Former Reagan speechwriter Peggy Noonan caught both interpretations in a TV interview immediately after the Oct. 11 news conference.
"As you know, it is the phrase that is used by many orthodox Christians and conservative Christians and born again Christians and all the houses of Christianity. The evil one is the little phrase that is used for the devil," she said.
"So I was struck by it, too. That seems to be his almost gentle-sounding and yet quite deadly label for this person whose name he's apparently tired of saying. So why not just sum up who the heck he is and let it go?" she said.
The theological roots of Satan, the Devil, the Evil One, Lucifer, Beelzebub and all his other personifications is obscure. In the Old Testament, Satan is the Hebrew word meaning "adversary" and does not necessarily imply supernatural powers.

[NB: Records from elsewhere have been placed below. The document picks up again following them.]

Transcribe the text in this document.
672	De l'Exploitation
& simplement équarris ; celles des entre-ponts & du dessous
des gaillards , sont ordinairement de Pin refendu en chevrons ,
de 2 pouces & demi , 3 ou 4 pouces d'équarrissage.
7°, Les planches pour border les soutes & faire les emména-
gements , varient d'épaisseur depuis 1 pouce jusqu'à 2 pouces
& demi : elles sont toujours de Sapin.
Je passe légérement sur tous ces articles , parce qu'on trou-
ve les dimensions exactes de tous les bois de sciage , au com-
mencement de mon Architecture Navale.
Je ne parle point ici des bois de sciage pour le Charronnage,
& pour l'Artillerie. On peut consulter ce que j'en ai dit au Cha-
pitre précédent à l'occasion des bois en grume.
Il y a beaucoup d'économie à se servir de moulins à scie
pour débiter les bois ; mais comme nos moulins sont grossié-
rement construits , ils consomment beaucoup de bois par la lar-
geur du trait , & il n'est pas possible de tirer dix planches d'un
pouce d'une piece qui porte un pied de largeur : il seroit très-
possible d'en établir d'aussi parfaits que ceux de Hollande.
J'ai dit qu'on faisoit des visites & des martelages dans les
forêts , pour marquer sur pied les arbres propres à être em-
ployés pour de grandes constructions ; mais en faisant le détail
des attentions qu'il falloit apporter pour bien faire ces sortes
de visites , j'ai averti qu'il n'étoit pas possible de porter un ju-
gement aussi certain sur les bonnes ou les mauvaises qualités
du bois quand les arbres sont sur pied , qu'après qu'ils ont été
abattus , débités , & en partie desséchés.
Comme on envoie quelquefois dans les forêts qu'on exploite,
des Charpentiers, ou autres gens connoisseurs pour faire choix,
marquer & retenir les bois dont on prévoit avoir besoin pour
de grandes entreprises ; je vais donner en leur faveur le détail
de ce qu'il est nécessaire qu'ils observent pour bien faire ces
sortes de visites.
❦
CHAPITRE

But in Matthew 4, Jesus is "sent by the Spirit into the wasteland to be tested by the Evil One."
The western picture of the Devil was considerably expanded by Dante Alighieri (1265-1321) in his Divine Comedy. But perhaps the most abiding image of "the Evil One" was created by John Milton (1608-1674) in his Paradise Lost, where the Evil One becomes a fallen angel, cast out of heaven for daring to challenge God.
In Paradise Lost, Book Two, Milton describes him:
"Incensd with indignation Satan stood Unterrify'd, and like a comet burn'd... In th' arctic sky, and from his horrid hair Shakes pestilence and war."